NEW YORK – Elucida Oncology, a New Jersey-based biotechnology firm, on Monday said it has submitted an investigational new drug application to the US Food and Drug Administration that will allow it to begin human trials of its C'Dot drug conjugate ELU-001 in advanced solid tumors overexpressing folate-receptor alpha.

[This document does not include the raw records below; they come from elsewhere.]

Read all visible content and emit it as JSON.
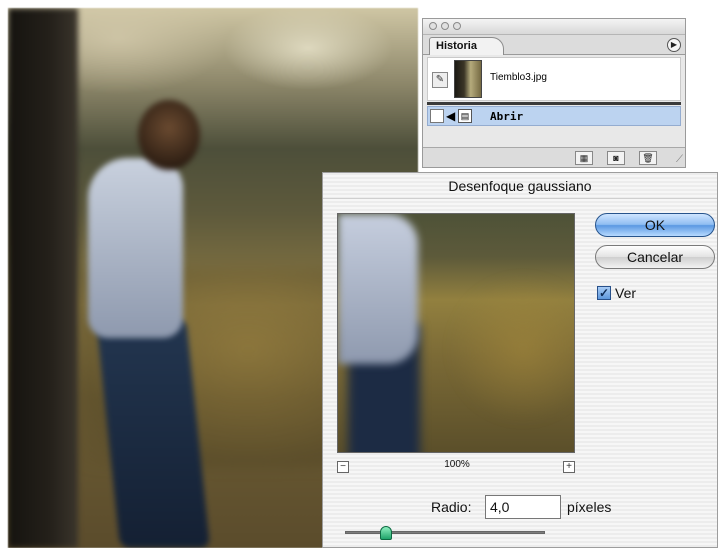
{
  "history_palette": {
    "tab_label": "Historia",
    "menu_icon": "triangle-right-icon",
    "snapshot": {
      "name": "Tiemblo3.jpg"
    },
    "states": [
      {
        "name": "Abrir",
        "selected": true
      }
    ],
    "footer_icons": [
      "new-document-from-state-icon",
      "camera-snapshot-icon",
      "trash-icon"
    ]
  },
  "dialog": {
    "title": "Desenfoque gaussiano",
    "ok_label": "OK",
    "cancel_label": "Cancelar",
    "preview_checkbox_label": "Ver",
    "preview_checked": true,
    "zoom_level": "100%",
    "zoom_out_symbol": "−",
    "zoom_in_symbol": "+",
    "radius_label": "Radio:",
    "radius_value": "4,0",
    "radius_units": "píxeles"
  },
  "colors": {
    "default_button": "#5a98e2",
    "selected_row": "#bcd3f0"
  }
}
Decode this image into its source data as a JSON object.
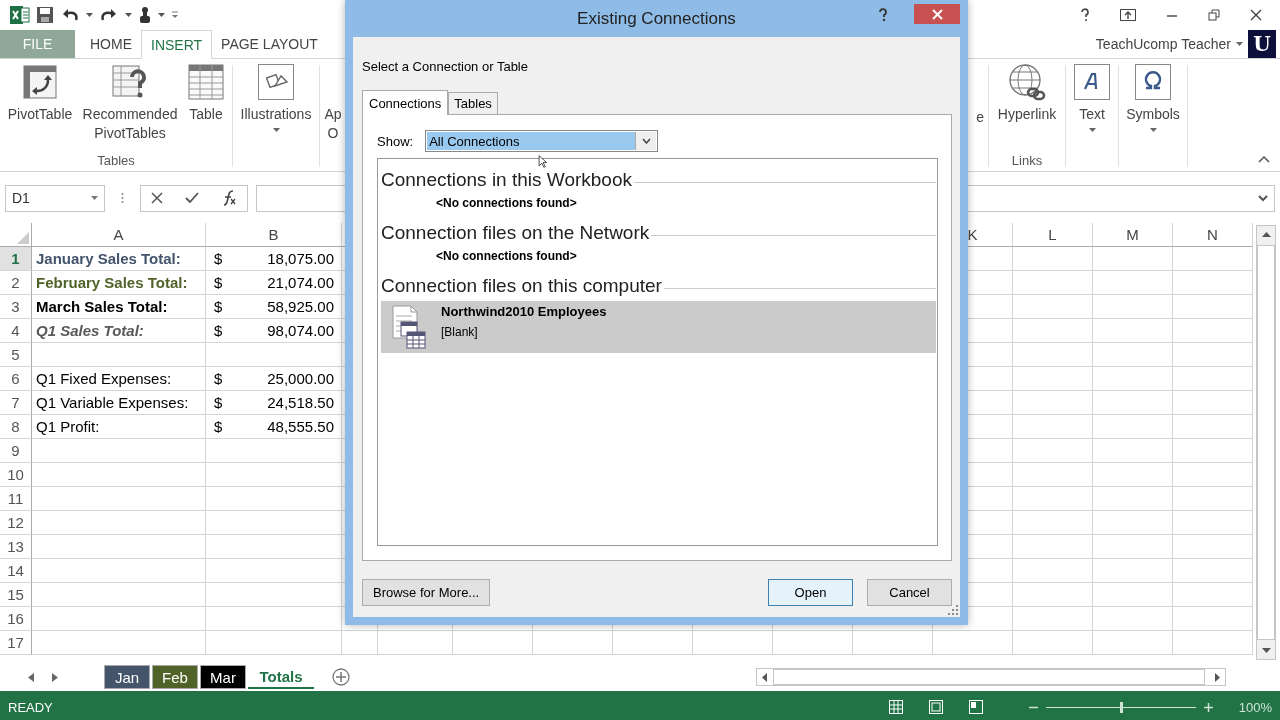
{
  "ribbon": {
    "tabs": [
      {
        "label": "FILE",
        "selected": false,
        "kind": "file"
      },
      {
        "label": "HOME",
        "selected": false,
        "kind": "tab"
      },
      {
        "label": "INSERT",
        "selected": true,
        "kind": "tab"
      },
      {
        "label": "PAGE LAYOUT",
        "selected": false,
        "kind": "tab"
      }
    ],
    "account": {
      "name": "TeachUcomp Teacher",
      "avatar": "U"
    },
    "left_groups": [
      {
        "label": "Tables",
        "commands": [
          {
            "label": "PivotTable",
            "kind": "pivot"
          },
          {
            "label": "Recommended PivotTables",
            "kind": "recommended"
          },
          {
            "label": "Table",
            "kind": "table"
          }
        ]
      },
      {
        "commands": [
          {
            "label": "Illustrations",
            "kind": "illustrations"
          }
        ]
      },
      {
        "commands": [
          {
            "label": "Ap O",
            "kind": "fragment"
          }
        ]
      }
    ],
    "right_fragment": "e",
    "right_groups": [
      {
        "label": "Links",
        "commands": [
          {
            "label": "Hyperlink",
            "kind": "hyperlink"
          }
        ]
      },
      {
        "commands": [
          {
            "label": "Text",
            "kind": "text"
          }
        ]
      },
      {
        "commands": [
          {
            "label": "Symbols",
            "kind": "symbols"
          }
        ]
      }
    ]
  },
  "formula_bar": {
    "name_box": "D1"
  },
  "sheet": {
    "columns_left": [
      "A",
      "B"
    ],
    "columns_right": [
      "K",
      "L",
      "M",
      "N"
    ],
    "rows": [
      {
        "number": "1",
        "selected": true,
        "label": "January Sales Total:",
        "kind": "total",
        "color": "#44546a",
        "currency": "$",
        "amount": "18,075.00"
      },
      {
        "number": "2",
        "selected": false,
        "label": "February Sales Total:",
        "kind": "total",
        "color": "#4f6228",
        "currency": "$",
        "amount": "21,074.00"
      },
      {
        "number": "3",
        "selected": false,
        "label": "March Sales Total:",
        "kind": "total",
        "color": "#000000",
        "currency": "$",
        "amount": "58,925.00"
      },
      {
        "number": "4",
        "selected": false,
        "label": "Q1 Sales Total:",
        "kind": "grand-total",
        "color": "#595959",
        "currency": "$",
        "amount": "98,074.00"
      },
      {
        "number": "5",
        "selected": false
      },
      {
        "number": "6",
        "selected": false,
        "label": "Q1 Fixed Expenses:",
        "kind": "detail",
        "color": "#000000",
        "currency": "$",
        "amount": "25,000.00"
      },
      {
        "number": "7",
        "selected": false,
        "label": "Q1 Variable Expenses:",
        "kind": "detail",
        "color": "#000000",
        "currency": "$",
        "amount": "24,518.50"
      },
      {
        "number": "8",
        "selected": false,
        "label": "Q1 Profit:",
        "kind": "detail",
        "color": "#000000",
        "currency": "$",
        "amount": "48,555.50"
      },
      {
        "number": "9",
        "selected": false
      },
      {
        "number": "10",
        "selected": false
      },
      {
        "number": "11",
        "selected": false
      },
      {
        "number": "12",
        "selected": false
      },
      {
        "number": "13",
        "selected": false
      },
      {
        "number": "14",
        "selected": false
      },
      {
        "number": "15",
        "selected": false
      },
      {
        "number": "16",
        "selected": false
      },
      {
        "number": "17",
        "selected": false
      }
    ]
  },
  "sheet_tabs": [
    {
      "label": "Jan",
      "color": "#44546a",
      "selected": false
    },
    {
      "label": "Feb",
      "color": "#4f6228",
      "selected": false
    },
    {
      "label": "Mar",
      "color": "#000000",
      "selected": false
    },
    {
      "label": "Totals",
      "selected": true
    }
  ],
  "status_bar": {
    "text": "READY",
    "zoom": "100%",
    "level": 0.5
  },
  "dialog": {
    "title": "Existing Connections",
    "prompt": "Select a Connection or Table",
    "tabs": [
      {
        "label": "Connections",
        "selected": true
      },
      {
        "label": "Tables",
        "selected": false
      }
    ],
    "show_label": "Show:",
    "show_value": "All Connections",
    "sections": [
      {
        "heading": "Connections in this Workbook",
        "empty_text": "<No connections found>"
      },
      {
        "heading": "Connection files on the Network",
        "empty_text": "<No connections found>"
      },
      {
        "heading": "Connection files on this computer",
        "items": [
          {
            "name": "Northwind2010 Employees",
            "description": "[Blank]",
            "selected": true
          }
        ]
      }
    ],
    "buttons": [
      {
        "label": "Browse for More...",
        "kind": "left",
        "default": false
      },
      {
        "label": "Open",
        "kind": "right",
        "default": true
      },
      {
        "label": "Cancel",
        "kind": "right",
        "default": false
      }
    ]
  }
}
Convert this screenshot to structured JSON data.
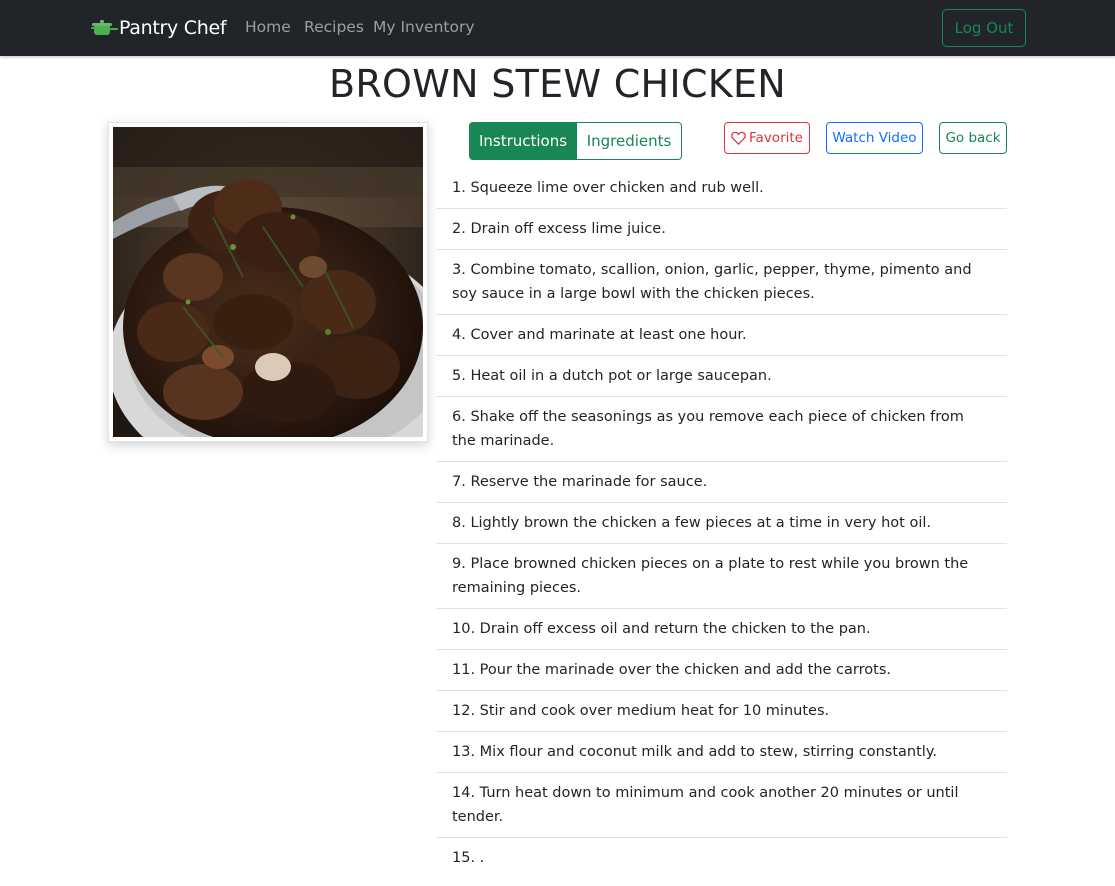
{
  "navbar": {
    "brand": "Pantry Chef",
    "brand_icon": "pot-icon",
    "links": [
      "Home",
      "Recipes",
      "My Inventory"
    ],
    "logout_label": "Log Out"
  },
  "recipe": {
    "title": "BROWN STEW CHICKEN",
    "tabs": {
      "instructions": "Instructions",
      "ingredients": "Ingredients"
    },
    "active_tab": "Instructions",
    "favorite_label": "Favorite",
    "watch_video_label": "Watch Video",
    "go_back_label": "Go back",
    "steps": [
      "1. Squeeze lime over chicken and rub well.",
      "2. Drain off excess lime juice.",
      "3. Combine tomato, scallion, onion, garlic, pepper, thyme, pimento and soy sauce in a large bowl with the chicken pieces.",
      "4. Cover and marinate at least one hour.",
      "5. Heat oil in a dutch pot or large saucepan.",
      "6. Shake off the seasonings as you remove each piece of chicken from the marinade.",
      "7. Reserve the marinade for sauce.",
      "8. Lightly brown the chicken a few pieces at a time in very hot oil.",
      "9. Place browned chicken pieces on a plate to rest while you brown the remaining pieces.",
      "10. Drain off excess oil and return the chicken to the pan.",
      "11. Pour the marinade over the chicken and add the carrots.",
      "12. Stir and cook over medium heat for 10 minutes.",
      "13. Mix flour and coconut milk and add to stew, stirring constantly.",
      "14. Turn heat down to minimum and cook another 20 minutes or until tender.",
      "15. ."
    ]
  },
  "colors": {
    "navbar_bg": "#212529",
    "success": "#198754",
    "danger": "#dc3545",
    "primary": "#0d6efd"
  }
}
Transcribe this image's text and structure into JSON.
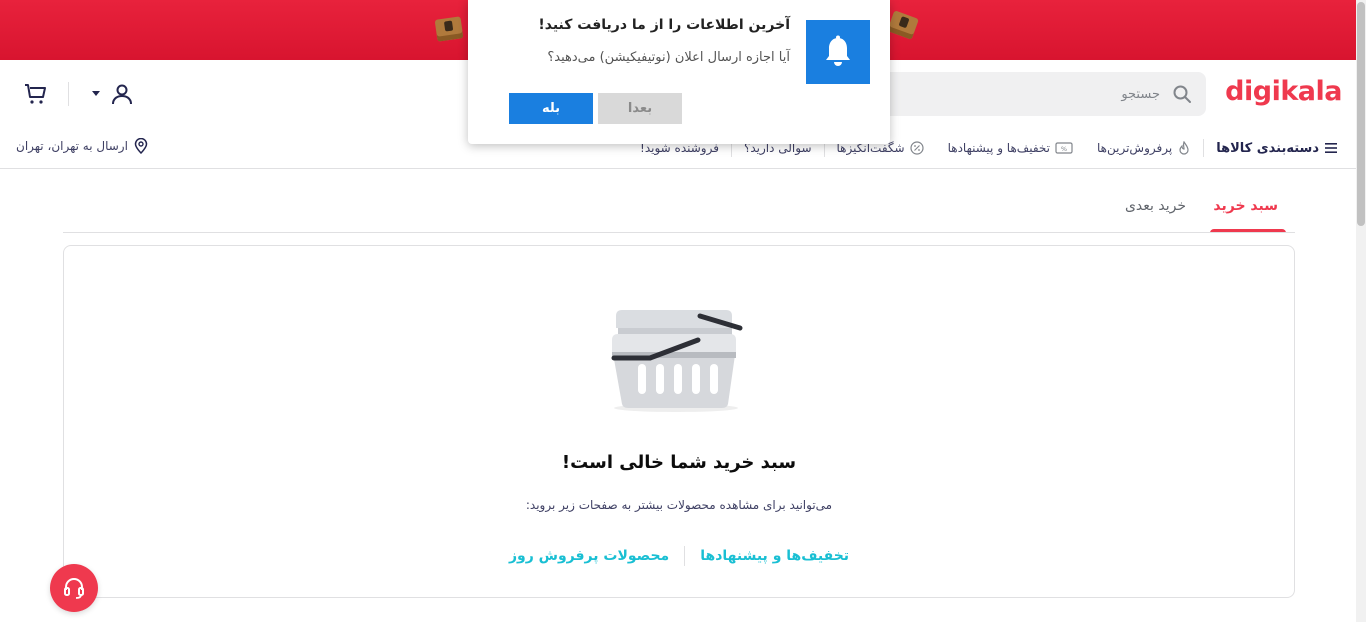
{
  "popup": {
    "title": "آخرین اطلاعات را از ما دریافت کنید!",
    "text": "آیا اجازه ارسال اعلان (نوتیفیکیشن) می‌دهید؟",
    "later_label": "بعدا",
    "yes_label": "بله",
    "icon": "bell-icon",
    "accent": "#1a7fe0"
  },
  "header": {
    "logo": "digikala",
    "search_placeholder": "جستجو",
    "brand_color": "#ef394e"
  },
  "nav": {
    "categories": "دسته‌بندی کالاها",
    "items": [
      "پرفروش‌ترین‌ها",
      "تخفیف‌ها و پیشنهادها",
      "شگفت‌انگیزها",
      "سوالی دارید؟",
      "فروشنده شوید!"
    ],
    "location": "ارسال به تهران، تهران"
  },
  "tabs": {
    "cart": "سبد خرید",
    "next_purchase": "خرید بعدی"
  },
  "empty_cart": {
    "title": "سبد خرید شما خالی است!",
    "subtitle": "می‌توانید برای مشاهده محصولات بیشتر به صفحات زیر بروید:",
    "link_offers": "تخفیف‌ها و پیشنهادها",
    "link_bestsellers": "محصولات پرفروش روز",
    "link_color": "#19bfd3"
  }
}
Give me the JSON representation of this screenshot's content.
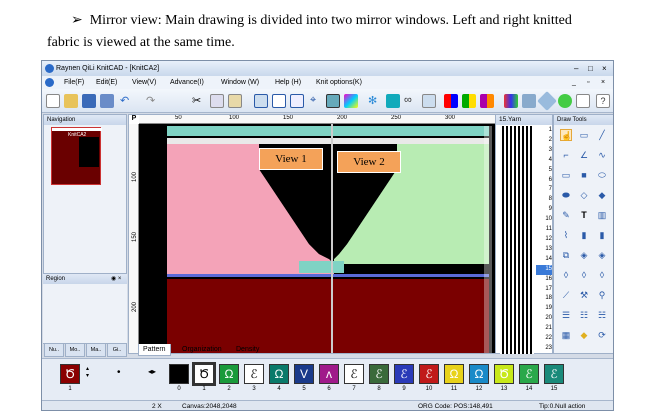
{
  "doc": {
    "bullet": "➢",
    "line1": "Mirror view: Main drawing is divided into two mirror windows. Left and right knitted",
    "line2": "fabric is viewed at the same time."
  },
  "window": {
    "title": "Raynen QiLi KnitCAD - [KnitCA2]",
    "menu": [
      "File(F)",
      "Edit(E)",
      "View(V)",
      "Advance(I)",
      "Window (W)",
      "Help (H)",
      "Knit options(K)"
    ]
  },
  "nav": {
    "title": "Navigation",
    "thumb_label": "KnitCA2"
  },
  "region": {
    "title": "Region"
  },
  "bottom_tabs": [
    "Nu..",
    "Mo..",
    "Ma..",
    "Gi.."
  ],
  "ruler_top": [
    "50",
    "100",
    "150",
    "200",
    "250",
    "300"
  ],
  "ruler_left": [
    "100",
    "150",
    "200"
  ],
  "views": {
    "left": "View 1",
    "right": "View 2"
  },
  "yarn_panel": {
    "title": "15.Yarn"
  },
  "draw_tools": {
    "title": "Draw Tools"
  },
  "row_numbers": [
    "1",
    "2",
    "3",
    "4",
    "5",
    "6",
    "7",
    "8",
    "9",
    "10",
    "11",
    "12",
    "13",
    "14",
    "15",
    "16",
    "17",
    "18",
    "19",
    "20",
    "21",
    "22",
    "23"
  ],
  "pattern_tabs": [
    "Pattern",
    "Organization",
    "Density"
  ],
  "yarn_numbers": [
    "0",
    "1",
    "2",
    "3",
    "4",
    "5",
    "6",
    "7",
    "8",
    "9",
    "10",
    "11",
    "12",
    "13",
    "14",
    "15"
  ],
  "first_yarn_number": "1",
  "status": {
    "zoom": "2 X",
    "canvas": "Canvas:2048,2048",
    "org": "ORG Code: POS:148,491",
    "tip": "Tip:0.Null action"
  },
  "colors": {
    "pink": "#f4a3b8",
    "green": "#b8ecb3",
    "teal": "#7fd3c4",
    "darkred": "#7a0000",
    "orange": "#f4a259"
  }
}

If the IND is accepted by the FDA, Elucida will begin an open label, Phase I/II trial of ELU-001. The first part of the study will be a basket trial to evaluate the drug's activity and establish the maximum tolerated dose in patients with various tumor types known to overexpress folate-receptor alpha, such as ovarian, endometrial, colorectal, gastric, gastroesophageal junction, triple-negative breast, non-small cell lung, and bile duct cancers. In the second part of the trial, researchers will further evaluate ELU-001 in the tumor types in which the drug showed the most promising activity in part one.
Elucida's CSO said in a statement that the company's C'Dot drug conjugates, designed using the company's C'Dot platform, have shown in preclinical studies to precisely target the tumor and deliver high levels of the anti-tumor payload. ELU-001 "could pave the way to an entirely new frontier in precision cancer therapy," Elucida CEO Geno Germano said in a statement.